Die Klarinette ist ein unmögliches Instrument geworden. Es gibt kaum noch Jazzmusiker, die das schwarze Instrument trotz seiner immensen Oktavspanne spielen. Fiepsig ist noch das netteste, was über die Klarinette zu sagen einem heute einfällt. Dabei ist sie das Ausdrucksmittel der großen Swing-Musiker gewesen, wie Benny Goodman und dessen Gegenspieler Artie Shaw.

„Artie hatte nur ein Ziel im Leben“, erzählte ein Weggefährte: „besser zu sein als Benny.“ Da es Goodman nicht anders ging, erwuchs aus dieser Rivalität ein ständiger Kampf um den Titel „King of Swing“, der Shaw bereits 1938 vom „Downbeat Magazine“ verliehen wurde. Während Goodman den Goldenen Schnitt der Swing-Ära markierte und das eigene Orchester bestenfalls als Vehikel seiner solistischen Ambitionen verstand, strebte Shaw stets über die Grenzen des Jazz hinaus. 1910 als Arthur Jacob Arshawsky in New York geboren, wuchs Artie Shaw in New Haven auf und begann seine grandios erfolgreiche Karriere eher bescheiden in Cleveland. Er schlug sich als Studio-Söldner durch, war auf Plattenaufnahmen für Teddy Wilson und Red Norvo zu hören. Sein Ton unterschied sich deutlich von dem seines Antipoden Goodman. Er war warm, lyrisch und neigte zur Verfeinerung, weshalb man seinen Stil „impressionistisch“ nannte. Die Big Band, die er nach einem revolutionären Auftritt mit Streichquartett 1936 ins Leben rief, begriff er bald als sein eigentliches Instrument. Nicht nur bezog er immer wieder Streicher in das Ensemble mit ein, er pflegte auch einen kammermusikalischen, feingliedrigen Grundton, der sich oft ins Symphonische ausweitete. Mit den Gramercy Five, einer Werkstatt-Band innerhalb der Band, ging er den umgekehrten „heißen“ Weg. Shaw war einer der ersten weißen Bandleader, der auch schwarze Solisten hervorhob, darunter Billie Holiday. So nahm er in der Hochphase des Swing kurz vor Ausbruch des Zweiten Weltkrieges vorweg, was in der US-Armee bald selbstverständlich werden sollte.

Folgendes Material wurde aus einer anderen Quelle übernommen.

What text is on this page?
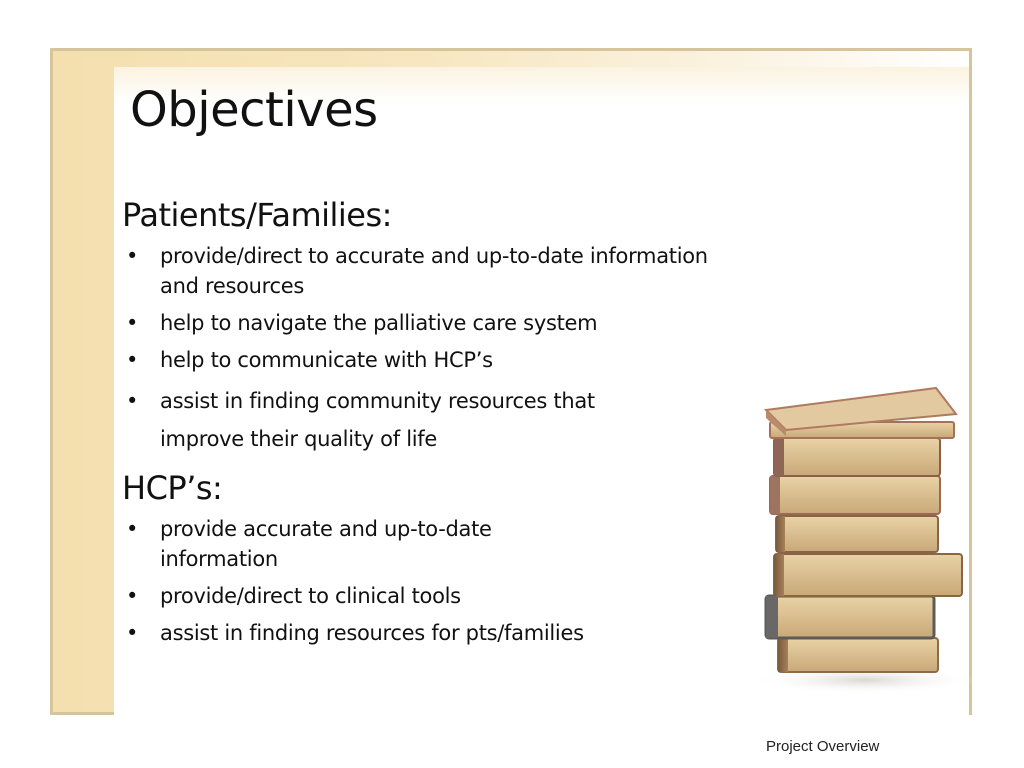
Objectives
Patients/Families:
• provide/direct to accurate and up-to-date information and resources
• help to navigate the palliative care system
• help to communicate with HCP’s
• assist in finding community resources that improve their quality of life
HCP’s:
• provide accurate and up-to-date information
• provide/direct to clinical tools
• assist in finding resources for pts/families
Project Overview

Doch gab sich der elegante Mann, der achtmal verheiratet war – die Hollywoodstars Ava Gardner und Lana Turner zählten zu seinen Frauen – mit dem beträchtlichen Reichtum, der ihm aus seinen zahllosen Platten und Hits wie „Begin The Beguin“ zuteil wurde, nicht zufrieden. Mit 44 Jahren zog er sich aus dem Musikgeschäft zurück und begann eine zweite Karriere als Filmproduzent und Schriftsteller. Artie Shaw war ein Spieler. Ein Intellektueller, der nur deshalb nicht für einen Kommunisten gehalten wurde, weil er dafür zu reich war. Am Donnerstag starb er im Alter von 94 Jahren.